PGS India Organic – Participatory Guarantee System for India

PGS India Organic – Participatory Guarantee System for India

PGS-India programme for local and domestic market, a farmer group centric certification system, was launched by the Ministry of Agriculture and Farmers Welfare with an aim to make the certification system affordable and accessible without the need for third party certification agencies.

PGS-India is a quality assurance initiative that is locally relevant, emphasize the participation of stakeholders, including producers and consumers and operates outside the frame of third party certification. 

PGS, according to this definition, is “a process in which people in similar situations (in this case small holder producers) assess, inspect and verify the production practices of each other and take decisions on organic certification”.

PGS-India is facilitated by Ministry of Agriculture and Farmers Welfare, Govt. of India through National Centre of Organic Farming (NCOF) as its Secretariat.

Four pillars of PGS

The government’s 2015 PGS manual underlines that the system in India is based on “participatory approach, a shared vision, transparency and trust”.

PARTICIPATION: Stakeholders such as producers, consumers, retailers, traders, NGOs, Gram Panchayats, and government organisations and agencies are collectively responsible for designing, operating, and decision-making.

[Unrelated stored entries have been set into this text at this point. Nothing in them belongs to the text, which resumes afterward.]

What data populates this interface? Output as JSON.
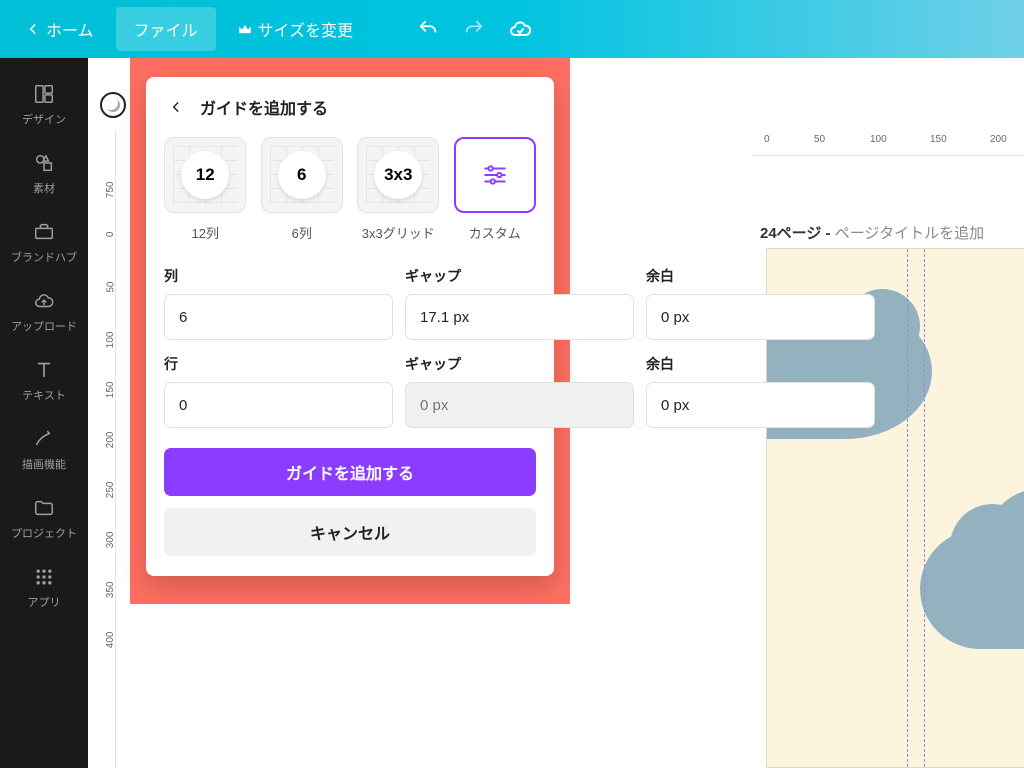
{
  "topbar": {
    "home": "ホーム",
    "file": "ファイル",
    "resize": "サイズを変更"
  },
  "sidebar": {
    "items": [
      {
        "label": "デザイン"
      },
      {
        "label": "素材"
      },
      {
        "label": "ブランドハブ"
      },
      {
        "label": "アップロード"
      },
      {
        "label": "テキスト"
      },
      {
        "label": "描画機能"
      },
      {
        "label": "プロジェクト"
      },
      {
        "label": "アプリ"
      }
    ]
  },
  "ruler": {
    "h": [
      "0",
      "50",
      "100",
      "150",
      "200"
    ],
    "v": [
      "750",
      "0",
      "50",
      "100",
      "150",
      "200",
      "250",
      "300",
      "350",
      "400"
    ]
  },
  "canvas": {
    "page_num": "24ページ",
    "page_sep": " - ",
    "page_title_prompt": "ページタイトルを追加"
  },
  "panel": {
    "title": "ガイドを追加する",
    "presets": [
      {
        "badge": "12",
        "label": "12列"
      },
      {
        "badge": "6",
        "label": "6列"
      },
      {
        "badge": "3x3",
        "label": "3x3グリッド"
      },
      {
        "badge": "",
        "label": "カスタム"
      }
    ],
    "cols": {
      "label": "列",
      "value": "6"
    },
    "cols_gap": {
      "label": "ギャップ",
      "value": "17.1 px"
    },
    "cols_margin": {
      "label": "余白",
      "value": "0 px"
    },
    "rows": {
      "label": "行",
      "value": "0"
    },
    "rows_gap": {
      "label": "ギャップ",
      "placeholder": "0 px"
    },
    "rows_margin": {
      "label": "余白",
      "value": "0 px"
    },
    "primary": "ガイドを追加する",
    "secondary": "キャンセル"
  },
  "colors": {
    "accent": "#8B3DFF",
    "highlight": "#FF6F61"
  }
}
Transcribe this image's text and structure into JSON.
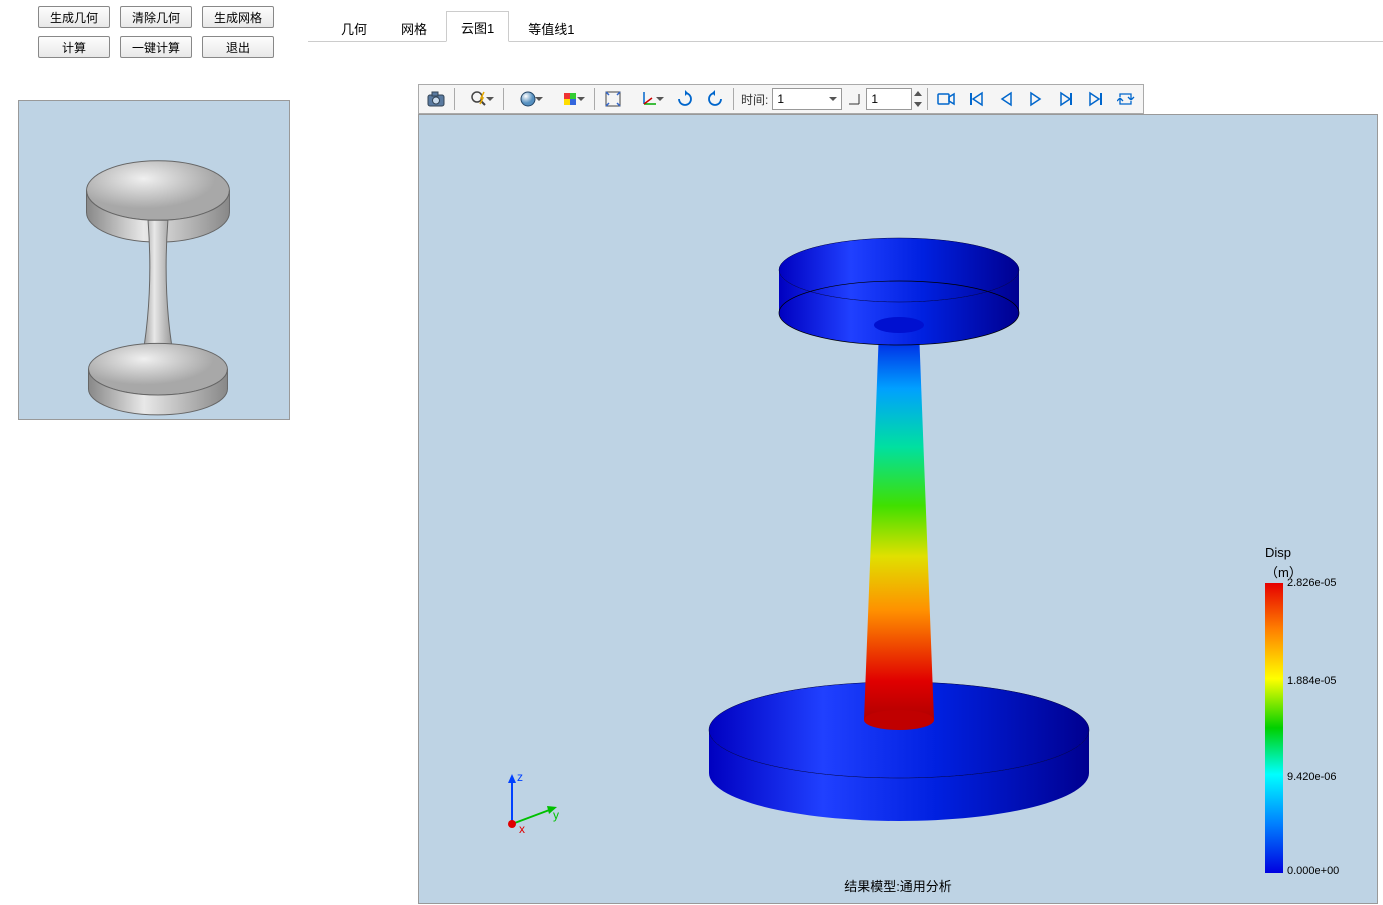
{
  "buttons": {
    "gen_geom": "生成几何",
    "clear_geom": "清除几何",
    "gen_mesh": "生成网格",
    "compute": "计算",
    "one_click": "一键计算",
    "exit": "退出"
  },
  "tabs": {
    "t0": "几何",
    "t1": "网格",
    "t2": "云图1",
    "t3": "等值线1"
  },
  "toolbar": {
    "time_label": "时间:",
    "time_value": "1",
    "frame_value": "1"
  },
  "legend": {
    "title": "Disp",
    "unit": "（m）",
    "max": "2.826e-05",
    "mid": "1.884e-05",
    "q": "9.420e-06",
    "min": "0.000e+00"
  },
  "axes": {
    "z": "z",
    "y": "y",
    "x": "x"
  },
  "result_label": "结果模型:通用分析"
}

Direct communication among the stakeholders helps create an integrity- and trust-based approach with transparency in decision-making, easy access to databases and, where possible, visits to farms by consumers.

SHARED VISION: Collective responsibility for implementation and decisionmaking is driven by a common shared vision. Each stakeholder organisation or PGS group can adopt its own vision conforming to the overall vision and standards of the PGS-India programme.

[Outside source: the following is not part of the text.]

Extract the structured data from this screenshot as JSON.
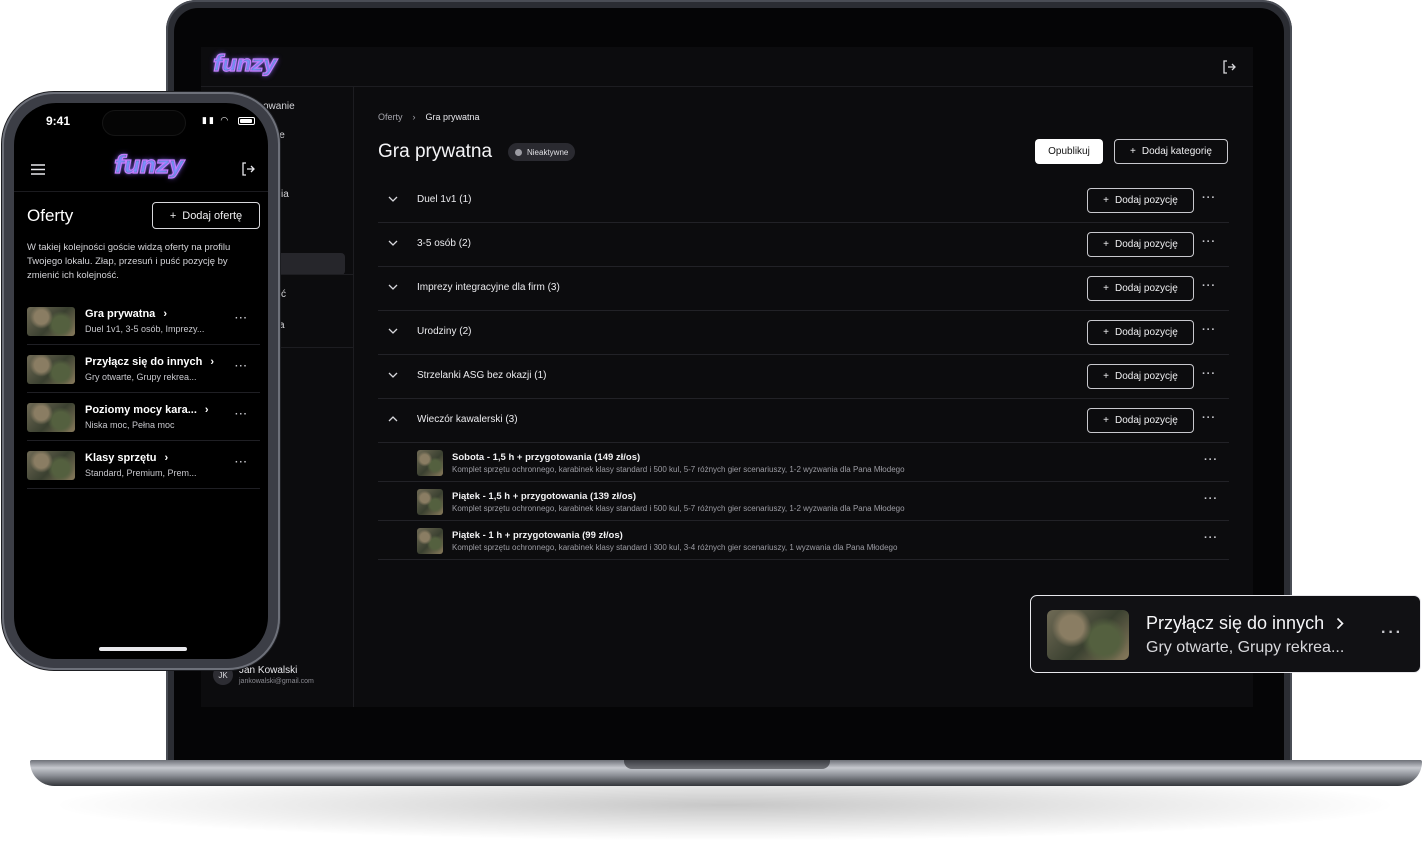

TRANSPARENCY: At the grassroots level, transparency is maintained through the active participation of producers in the organic guarantee process, which can include information-sharing at meetings and workshops, peer reviews, and involvement in decisionmaking.

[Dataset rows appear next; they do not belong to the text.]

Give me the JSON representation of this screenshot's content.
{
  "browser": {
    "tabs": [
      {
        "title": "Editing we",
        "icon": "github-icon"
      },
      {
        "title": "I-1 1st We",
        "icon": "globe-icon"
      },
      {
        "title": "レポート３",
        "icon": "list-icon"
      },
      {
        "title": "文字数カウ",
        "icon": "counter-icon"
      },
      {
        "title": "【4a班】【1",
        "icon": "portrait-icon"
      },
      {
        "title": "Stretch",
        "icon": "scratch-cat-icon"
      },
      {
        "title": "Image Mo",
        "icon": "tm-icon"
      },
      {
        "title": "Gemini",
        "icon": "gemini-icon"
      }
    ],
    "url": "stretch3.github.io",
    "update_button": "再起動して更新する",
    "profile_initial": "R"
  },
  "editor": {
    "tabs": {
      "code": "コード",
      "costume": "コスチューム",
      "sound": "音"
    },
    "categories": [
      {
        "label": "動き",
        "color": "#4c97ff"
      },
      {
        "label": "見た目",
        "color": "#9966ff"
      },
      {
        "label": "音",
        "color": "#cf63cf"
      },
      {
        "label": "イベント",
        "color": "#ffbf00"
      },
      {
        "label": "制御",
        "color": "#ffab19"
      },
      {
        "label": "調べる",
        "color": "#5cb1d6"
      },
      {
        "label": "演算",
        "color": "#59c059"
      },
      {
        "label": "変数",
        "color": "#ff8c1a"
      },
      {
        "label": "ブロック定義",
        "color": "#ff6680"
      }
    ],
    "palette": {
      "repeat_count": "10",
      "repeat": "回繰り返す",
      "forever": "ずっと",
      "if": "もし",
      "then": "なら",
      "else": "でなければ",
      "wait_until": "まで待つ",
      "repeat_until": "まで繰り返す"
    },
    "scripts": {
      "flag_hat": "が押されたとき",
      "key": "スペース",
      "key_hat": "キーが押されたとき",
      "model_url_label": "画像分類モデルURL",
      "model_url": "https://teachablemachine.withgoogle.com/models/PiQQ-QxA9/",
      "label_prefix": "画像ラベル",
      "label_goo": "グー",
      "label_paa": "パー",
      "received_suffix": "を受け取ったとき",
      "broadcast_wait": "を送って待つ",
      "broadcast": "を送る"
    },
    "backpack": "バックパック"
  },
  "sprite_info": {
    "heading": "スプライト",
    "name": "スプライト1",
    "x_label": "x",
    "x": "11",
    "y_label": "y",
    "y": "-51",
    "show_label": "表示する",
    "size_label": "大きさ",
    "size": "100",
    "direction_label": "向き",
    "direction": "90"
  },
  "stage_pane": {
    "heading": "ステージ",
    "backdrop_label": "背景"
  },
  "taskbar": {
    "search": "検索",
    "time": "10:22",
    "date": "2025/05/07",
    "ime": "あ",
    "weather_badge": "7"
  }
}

TRUST: A fundamental premise of PGS is the idea that producers can be trusted, and that the organic guarantee system can be an expression and verification of this trust. The mechanisms for trustworthiness include a producer pledge made through a witnessed signing of a declaration, and written collective undertakings by the group to abide by the norms, principles and standards of PGS.

Difference between PGS India Green & PGS India Organic Logo

The PGS-INDIA GREEN logo refers to products obtained from the agriculture fields under process of conversion. The certification mark certifies that the food product conforms to the NSOP

The PGS-INDIA ORGANIC logo refers to products obtained from the agriculture fields which are completely converted into organic. The certification mark certifies that the organic food product conforms to the NSOP

Difference between NPOP and PGS India Certifications 

Both the programmes (NPOP and PGS-India) are independent of each other and products certified under one system cannot be processed or labeled under another system. While NPOP certified products can be traded in export and in domestic market including imports, PGS-India certified products can be traded only in domestic market.

A total of 6.12 lakh hectares land and 9.32 lakh farmers covered under PGS-India certification and 9.12 lakh hectares land and around 15 lakh farmers covered under NPOP certification.

Advantages and limitations of PGS India Organic

Among the advantages of PGS over third-party certification, identified by the government document, are:

  • Procedures are simple, documents are basic, and farmers understand the local language used.
  • All members live close to each other and are known to each other. As practising organic farmers themselves, they understand the processes well.
  • Because peer appraisers live in the same village, they have better access to surveillance; peer appraisal instead of third-party inspections also reduces costs
  • Mutual recognition and support between regional PGS groups ensures better networking for processing and marketing.
  • Unlike the grower group certification system, PGS offers every farmer individual certificates, and the farmer is free to market his own produce independent of the group.

However, the operational manual also identifies some limitations of PGS.

  • PGS certification is only for farmers or communities that can organise and perform as a group within a village or a cluster of continguous villages, and is applicable only to farm activities such as crop production, processing, and livestock rearing, and off-farm processing “by PGS farmers of their direct products”.
  • Individual farmers or group of farmers smaller than five members are not covered under PGS. They either have to opt for third party certification or join the existing PGS local group.
  • PGS ensures traceability until the product is in the custody of the PGS group, which makes PGS ideal for local direct sales and direct trade between producers and consumers.